Fiz 1510 metros europeus (se fosse em piscina chinesa ou no sistema métrico chinês teria certamente ultrapassado os 20 Km) e logo nos primeiros 25 metros já estava à frente dele. No decorrer dos 30 minutos dei-lhe corda (gíria automobilística) de pelo menos 350metros (passei por ele três vezes). Assim que acabou, nunca mais o vi...

Repare-se que estes 10 metros extra para lá dos 1500, foi mais para a média dar menos de 1 minuto por cada 50 metros e o suficiente para ficar à frente do Davi Dê, que se desculpa de ter tido ainda mais atletas de fim de semana (soa bem) a "comer sabão" (expressão de jargão do mundo do desporto automóvel) na pista dele que eu na minha. Eu só não passei por baixo de um não fosse o cabrão ser vingativo (vingança, um dos sete pecados mortais que eu abomino e que jamais, como já se reparou neste mesmo post, irei cometer, juntamente com a preguiça, a gula, a ira e mais um bocado de todos os outros (que por motivos técnicos não poderei aplicar-me mais). Acho que vou na "Highway to Hell") ou não fosse ele gostar de me ver as costas comigo em pleno esforço físico, nunca fiando, preferi não facilitar.


Estava lá um jovem de ar determinado muito concentrado que usava um daqueles fatos de corpo inteiro, feitos em bigode de foca e com umas aplicações em chato de colhão de baleia, para deslizar melhor na água. Gostava de saber quanto é que ele nadou (nadou certamente menos do que eu, outro resultado estará obviamente fora de hipótese), pergunta que quero acreditar que foi a mesma que ocorreu ao Davi Dê quando desabafou: "Curtia ver o melhor homem".

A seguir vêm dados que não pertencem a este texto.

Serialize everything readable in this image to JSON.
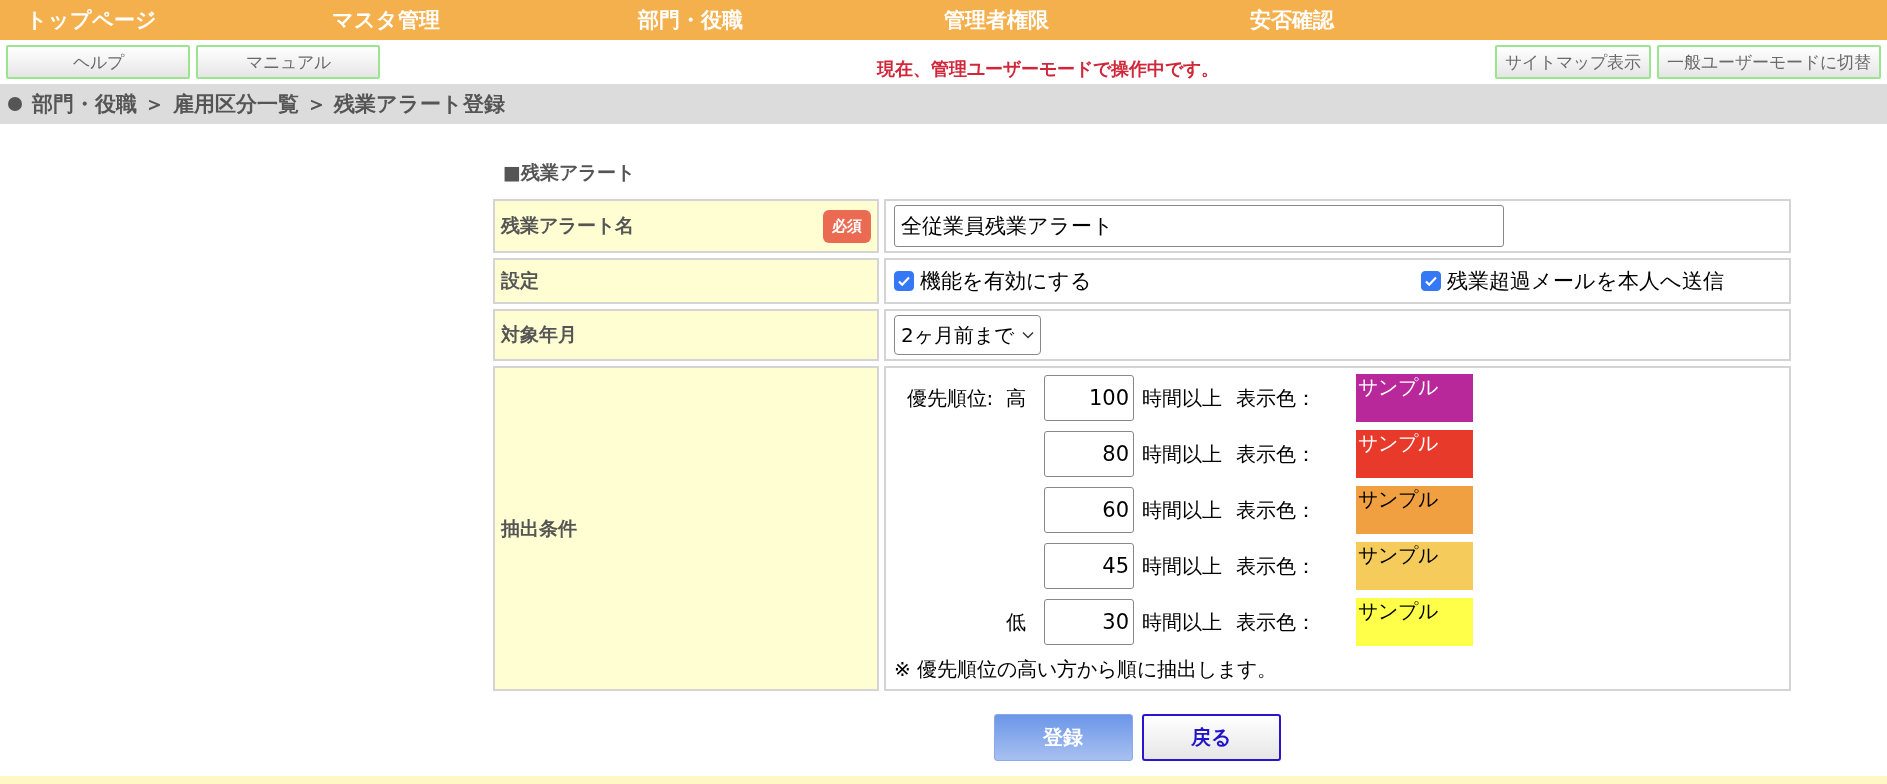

Na prova dos 15 minutos, numa das pistas estavam uns moços com uma largada semelhante às míticas partidas de Formula 1 na sua era dourada. Muito contacto físico, enorme confusão sem se compreender bem quem ia na frente, muita água pelo ar (em vez de fumo, ou peças, ou mesmo um motor que acabe por varrer da bancada uma quantidade de espectadores suficiente para ser considerada uma tragédia de proporções inigualáveis). Só mais tarde constatei que estava errado e que, afinal, se tratava de natação sincronizada. Muito bonito de se ver diga-se, não só por nadarem de mãos fechadas contra a cara uns dos outros, mas pela coreografia em si que estava muito bem estudada. Ora era formação em delta, ora em T, ora era em diagonal, ou o difícilimo estilo abstracto. O importante era irem todos ao molho num grupo bastante compacto, mesmo que os da pista ao lado já tivessem nadado o dobro, e ganhar vantagem nas viragens, indo de cabeça contra os que vinham um pouco mais atrás, e aplicar com melhor eficácia uma braçada de mariposa na sua variante "nós dos dedos no focinho do inimigo". Engraçado é que a competição estava confinada aos últimos lugares. Todos sem excepção, se acusaram mutuamente pelos seus maus resultados por terem "à frente um gajo muita lento que não me deixava ultrapassar e que me empurrou por uma ribanceira abaixo e eu caí e aleijei-me mas continuei a correr porque foi para isso que tive a trénar (...)".